4.18.2017

high functioning anxiety

When we moved from Houston, we left the older one behind (it breaks my heart still...I feel like I abandoned her...) and the younger one came with us.  Now it's like she's an only child and she happily saps whatever I have to spoil her with to her heart's content.  Of the two, she seemed quite a bit more fearless and intrepid, with a penchant for all things Gothly and horror movies.

Recently, my PS3 bit the dust.  This actually created a lot of internal turmoil - that thing was with me right after my sister passed away.  My husband gifted it to me, giving me something else to do other than work and sleep (and see my way through a handle of rum or vodka every other day or so).  It let me immerse myself in a game rather than dwell on the fact that I was now having to take time to go through my sister's things and get rid of much that was of no use to anyone anymore.

My sister and I gamed a lot.  Not....gamer girls, you know, the pretty ones that pose licking controllers or whatever, but actual female gamers.  I loved RPGs and puzzle games, while my sister loved platformers and action-packed games.  And we worked oddly well as a team that way.  When I played, she'd listen to me logic out stuff and make suggestions and vice versa.  When she was sick and living with my mother, I came to visit while I was training for Walmart in Dallas.  She was playing Prince of Persia, sands of time.  We had dinner and visited and she was suddenly hit by the notion of showing me the game, where she was stuck.  She showed me his cool abilities and how he moved and the area where she was stuck.  I was immediately focused.  After a few moments, I asked, "Did you run across the wall to that platform and try to run up that ledge and jump over?"  She blinked at me once or twice, then did it.  She shook her head.  "I've been stuck there for a week," she said in disgust.  And...that's kind of how we gamed.

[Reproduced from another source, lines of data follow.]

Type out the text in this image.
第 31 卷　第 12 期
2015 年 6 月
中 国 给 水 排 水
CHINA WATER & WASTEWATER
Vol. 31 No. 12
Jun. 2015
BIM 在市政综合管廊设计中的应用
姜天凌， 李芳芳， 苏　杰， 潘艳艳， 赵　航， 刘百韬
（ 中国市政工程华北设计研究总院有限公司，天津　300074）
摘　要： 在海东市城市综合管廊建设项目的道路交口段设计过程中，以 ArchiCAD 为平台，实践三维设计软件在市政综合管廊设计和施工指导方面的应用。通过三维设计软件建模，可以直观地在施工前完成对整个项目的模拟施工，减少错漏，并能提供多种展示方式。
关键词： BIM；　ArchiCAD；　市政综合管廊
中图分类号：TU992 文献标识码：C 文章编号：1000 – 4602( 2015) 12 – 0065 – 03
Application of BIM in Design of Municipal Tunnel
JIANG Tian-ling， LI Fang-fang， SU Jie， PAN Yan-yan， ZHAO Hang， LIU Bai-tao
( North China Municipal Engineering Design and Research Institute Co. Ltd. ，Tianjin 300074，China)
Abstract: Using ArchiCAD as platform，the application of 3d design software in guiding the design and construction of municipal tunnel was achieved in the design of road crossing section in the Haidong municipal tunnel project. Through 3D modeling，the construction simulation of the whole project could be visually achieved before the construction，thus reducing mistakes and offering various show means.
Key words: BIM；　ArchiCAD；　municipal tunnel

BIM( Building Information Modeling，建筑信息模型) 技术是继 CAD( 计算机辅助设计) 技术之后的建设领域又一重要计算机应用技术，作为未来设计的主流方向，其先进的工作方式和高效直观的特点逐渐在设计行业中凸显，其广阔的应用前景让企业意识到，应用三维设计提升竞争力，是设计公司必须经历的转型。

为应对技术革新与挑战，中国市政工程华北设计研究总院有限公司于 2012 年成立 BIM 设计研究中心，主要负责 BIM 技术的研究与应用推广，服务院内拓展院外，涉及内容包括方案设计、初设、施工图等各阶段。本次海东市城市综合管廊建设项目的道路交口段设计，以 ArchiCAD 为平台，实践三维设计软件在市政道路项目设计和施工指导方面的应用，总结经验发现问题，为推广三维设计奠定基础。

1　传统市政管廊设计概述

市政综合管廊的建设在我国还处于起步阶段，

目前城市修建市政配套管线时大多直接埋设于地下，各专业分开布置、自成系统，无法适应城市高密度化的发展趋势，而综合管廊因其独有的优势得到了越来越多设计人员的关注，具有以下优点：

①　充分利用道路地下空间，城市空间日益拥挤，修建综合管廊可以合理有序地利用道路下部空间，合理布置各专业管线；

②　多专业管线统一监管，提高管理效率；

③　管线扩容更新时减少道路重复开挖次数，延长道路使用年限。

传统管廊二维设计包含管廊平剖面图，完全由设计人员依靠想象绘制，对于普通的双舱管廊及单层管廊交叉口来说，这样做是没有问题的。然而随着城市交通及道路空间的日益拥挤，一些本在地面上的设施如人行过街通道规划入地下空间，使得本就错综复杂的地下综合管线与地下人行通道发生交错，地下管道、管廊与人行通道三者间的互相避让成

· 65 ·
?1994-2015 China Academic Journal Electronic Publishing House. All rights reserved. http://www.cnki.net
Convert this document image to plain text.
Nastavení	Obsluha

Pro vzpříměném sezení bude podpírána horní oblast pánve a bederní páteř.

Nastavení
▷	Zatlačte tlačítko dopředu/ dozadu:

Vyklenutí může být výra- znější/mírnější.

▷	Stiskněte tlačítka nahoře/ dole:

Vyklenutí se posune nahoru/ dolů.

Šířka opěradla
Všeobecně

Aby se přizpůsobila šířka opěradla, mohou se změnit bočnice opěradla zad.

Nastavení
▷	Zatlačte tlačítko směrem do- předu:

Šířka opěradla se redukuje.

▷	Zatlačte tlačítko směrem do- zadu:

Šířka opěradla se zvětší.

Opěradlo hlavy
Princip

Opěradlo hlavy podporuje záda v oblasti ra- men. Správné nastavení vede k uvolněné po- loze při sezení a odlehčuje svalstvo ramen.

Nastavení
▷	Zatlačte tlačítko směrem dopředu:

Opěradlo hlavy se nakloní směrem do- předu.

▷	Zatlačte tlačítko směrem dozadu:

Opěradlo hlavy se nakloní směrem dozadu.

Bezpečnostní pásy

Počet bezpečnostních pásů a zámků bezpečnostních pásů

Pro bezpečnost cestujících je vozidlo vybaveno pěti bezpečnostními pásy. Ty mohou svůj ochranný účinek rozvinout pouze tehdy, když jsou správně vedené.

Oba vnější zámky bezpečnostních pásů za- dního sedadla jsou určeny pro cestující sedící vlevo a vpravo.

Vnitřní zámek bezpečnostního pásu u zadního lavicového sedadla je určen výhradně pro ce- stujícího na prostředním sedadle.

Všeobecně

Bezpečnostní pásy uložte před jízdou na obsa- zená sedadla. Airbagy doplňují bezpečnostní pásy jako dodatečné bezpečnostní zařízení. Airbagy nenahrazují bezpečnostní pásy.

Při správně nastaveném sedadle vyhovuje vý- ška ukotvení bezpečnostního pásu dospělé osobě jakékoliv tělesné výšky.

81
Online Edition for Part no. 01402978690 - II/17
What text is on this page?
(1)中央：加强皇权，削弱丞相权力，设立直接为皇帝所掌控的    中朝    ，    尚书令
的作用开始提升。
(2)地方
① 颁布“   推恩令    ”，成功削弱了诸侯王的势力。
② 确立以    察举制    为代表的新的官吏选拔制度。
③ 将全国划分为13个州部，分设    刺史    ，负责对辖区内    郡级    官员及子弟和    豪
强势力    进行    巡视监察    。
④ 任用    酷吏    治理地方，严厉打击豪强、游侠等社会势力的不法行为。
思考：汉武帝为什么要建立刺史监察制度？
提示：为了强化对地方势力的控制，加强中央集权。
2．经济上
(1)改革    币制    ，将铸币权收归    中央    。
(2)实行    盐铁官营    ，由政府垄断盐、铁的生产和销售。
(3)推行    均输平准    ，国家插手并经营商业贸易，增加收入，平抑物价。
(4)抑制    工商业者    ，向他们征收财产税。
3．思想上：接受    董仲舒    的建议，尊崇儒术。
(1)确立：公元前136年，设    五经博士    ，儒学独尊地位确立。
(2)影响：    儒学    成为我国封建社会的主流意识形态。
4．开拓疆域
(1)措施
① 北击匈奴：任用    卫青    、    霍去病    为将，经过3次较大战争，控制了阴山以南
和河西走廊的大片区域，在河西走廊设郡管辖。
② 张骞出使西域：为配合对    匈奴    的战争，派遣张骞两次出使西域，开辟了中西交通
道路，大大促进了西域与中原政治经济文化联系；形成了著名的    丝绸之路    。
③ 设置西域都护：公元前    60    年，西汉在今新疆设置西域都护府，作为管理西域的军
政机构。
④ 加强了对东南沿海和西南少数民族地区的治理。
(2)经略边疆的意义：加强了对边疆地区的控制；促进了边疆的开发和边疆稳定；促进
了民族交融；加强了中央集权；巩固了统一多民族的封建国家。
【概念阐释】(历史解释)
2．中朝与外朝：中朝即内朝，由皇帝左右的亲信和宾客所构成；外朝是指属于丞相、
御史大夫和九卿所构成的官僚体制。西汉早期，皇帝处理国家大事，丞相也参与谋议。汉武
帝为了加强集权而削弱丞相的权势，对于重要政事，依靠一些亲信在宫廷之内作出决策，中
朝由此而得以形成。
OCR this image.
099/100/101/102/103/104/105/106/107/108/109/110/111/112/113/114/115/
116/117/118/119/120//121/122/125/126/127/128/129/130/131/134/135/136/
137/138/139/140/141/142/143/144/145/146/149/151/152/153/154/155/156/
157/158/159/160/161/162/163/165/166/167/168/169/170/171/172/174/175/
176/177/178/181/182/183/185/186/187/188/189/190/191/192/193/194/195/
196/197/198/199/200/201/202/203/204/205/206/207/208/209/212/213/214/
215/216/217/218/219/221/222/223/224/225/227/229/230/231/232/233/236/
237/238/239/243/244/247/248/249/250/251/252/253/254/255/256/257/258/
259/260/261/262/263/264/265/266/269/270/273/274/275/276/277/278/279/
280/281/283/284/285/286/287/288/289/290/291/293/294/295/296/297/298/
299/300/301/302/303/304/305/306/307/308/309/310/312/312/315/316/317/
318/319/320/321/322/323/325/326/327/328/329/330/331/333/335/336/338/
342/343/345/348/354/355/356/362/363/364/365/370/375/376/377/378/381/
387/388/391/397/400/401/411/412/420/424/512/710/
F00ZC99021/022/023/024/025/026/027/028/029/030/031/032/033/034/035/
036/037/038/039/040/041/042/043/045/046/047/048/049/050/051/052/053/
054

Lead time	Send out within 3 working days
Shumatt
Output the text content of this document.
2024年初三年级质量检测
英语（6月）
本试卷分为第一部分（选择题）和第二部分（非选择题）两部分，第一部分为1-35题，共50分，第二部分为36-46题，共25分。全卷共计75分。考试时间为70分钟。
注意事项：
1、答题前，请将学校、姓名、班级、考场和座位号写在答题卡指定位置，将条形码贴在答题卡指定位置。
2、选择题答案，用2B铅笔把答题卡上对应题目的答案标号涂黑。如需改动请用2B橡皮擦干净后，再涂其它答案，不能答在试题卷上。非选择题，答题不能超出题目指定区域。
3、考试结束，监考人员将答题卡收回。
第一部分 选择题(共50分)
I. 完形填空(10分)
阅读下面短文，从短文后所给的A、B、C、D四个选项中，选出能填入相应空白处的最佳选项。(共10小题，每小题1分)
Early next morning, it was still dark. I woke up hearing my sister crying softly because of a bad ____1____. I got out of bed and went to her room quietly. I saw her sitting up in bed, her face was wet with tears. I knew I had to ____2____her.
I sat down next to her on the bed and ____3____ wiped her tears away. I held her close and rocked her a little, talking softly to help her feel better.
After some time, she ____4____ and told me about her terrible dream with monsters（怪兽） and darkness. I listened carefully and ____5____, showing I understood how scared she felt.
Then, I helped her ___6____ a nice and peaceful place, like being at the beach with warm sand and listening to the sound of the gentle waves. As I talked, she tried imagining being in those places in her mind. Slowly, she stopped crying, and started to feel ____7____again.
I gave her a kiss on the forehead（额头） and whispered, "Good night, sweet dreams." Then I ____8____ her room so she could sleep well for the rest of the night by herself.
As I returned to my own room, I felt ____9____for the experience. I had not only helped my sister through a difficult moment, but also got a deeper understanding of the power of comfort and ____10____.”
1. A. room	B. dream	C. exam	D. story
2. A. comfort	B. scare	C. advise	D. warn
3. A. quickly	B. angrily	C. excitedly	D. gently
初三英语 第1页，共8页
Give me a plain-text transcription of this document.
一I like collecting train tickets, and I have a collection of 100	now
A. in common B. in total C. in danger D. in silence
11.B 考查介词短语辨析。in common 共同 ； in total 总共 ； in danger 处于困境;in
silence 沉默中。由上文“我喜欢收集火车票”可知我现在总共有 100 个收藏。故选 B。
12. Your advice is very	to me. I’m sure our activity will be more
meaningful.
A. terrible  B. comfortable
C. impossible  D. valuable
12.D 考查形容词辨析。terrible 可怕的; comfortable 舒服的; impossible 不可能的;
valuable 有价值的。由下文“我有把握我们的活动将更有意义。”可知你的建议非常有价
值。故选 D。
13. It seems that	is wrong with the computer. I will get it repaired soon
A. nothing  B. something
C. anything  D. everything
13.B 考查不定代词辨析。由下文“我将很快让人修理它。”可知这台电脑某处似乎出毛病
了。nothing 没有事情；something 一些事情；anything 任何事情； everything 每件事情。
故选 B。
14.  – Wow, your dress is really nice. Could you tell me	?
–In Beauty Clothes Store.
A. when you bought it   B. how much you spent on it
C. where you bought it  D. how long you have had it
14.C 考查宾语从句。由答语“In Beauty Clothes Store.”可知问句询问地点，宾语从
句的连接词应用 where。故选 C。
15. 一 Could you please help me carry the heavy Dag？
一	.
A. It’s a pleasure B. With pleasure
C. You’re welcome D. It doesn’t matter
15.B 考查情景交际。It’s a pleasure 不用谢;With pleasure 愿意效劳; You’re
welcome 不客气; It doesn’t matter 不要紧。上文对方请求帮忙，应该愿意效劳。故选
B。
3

My girls have grown up gaming.  One is very into Pokemon.  The other....into the same types of games my sister played - anything and everything.  Except she will play horror games.

Now, for those of you who don't game, there really is an entire genre of video games out there filled with blood, guts, gore, jump-scares and all sort of sick and twisted shit.  Really.  Stuff that makes most people's hair crawl.

At one point, I observed my youngest playing one of these games, so somewhere down the road, I got it in my head that she really likes them.  I can't even watch horror movies, much less play video games like that.  So living vicariously, I buy them for her.  When she sits to play them, she just makes commentary like, "Ohhhh......oh, that's not good...."  Or snarky stuff. "Yeah....so you took my hand.  I still have a gun."  I took this as fearless and really into it, so...I continued to buy those kinds of games when the PS3 died.

So after a few days, she's playing something called Ori the Blind Forest or something like that.  It's a beautiful game.  But the other night, I was like, "Honey, uh, why aren't you playing Resident Evil or Silent Hill or something?"

She looks at me like I've lost my shit.

"Mom, it's late at night.  Are you crazy?" she asks.

"I thought you liked those kinds of games," I replied, uncertainly.

"Mom..." she says, teen-splaining it to me, "yeah, but c'mon.  It's a horror game.  I won't be able to sleep tonight."

Then I realize she is actually gets scared with those games. And state as much.

"Of course I get scared. They're damn scary!"

I shoot her a sideways look.  For some reason, she's getting into the habit of using those words around me a little too fluently.  "Taindee....you mean to tell me that those games where something is trying to eat your ass or kill you actually scares you?"

"Of course, ma! Geez!"

So all that snark, all that very controlled conversation with the TV that sounds casual, is actually my child chattering out her fear and playing the game anyway.

Damn...I wish I could do that.   Even taking an anti-anxiety med, the idea of it sends my mind crawling up walls.

So every now and then, like I said, vicarious living - I hear her say something snarky and I have to walk through the room with my hands over my eyes, peeking a bit, as she fights the shit that was born of someone else's nightmares.

I do gotta say, I think we both kinda freaked out when the dude was running after her character with the chainsaw.  That was a bit much for us both, regardless of my meds.

So she doesn't play those games after dark and that's fine by me.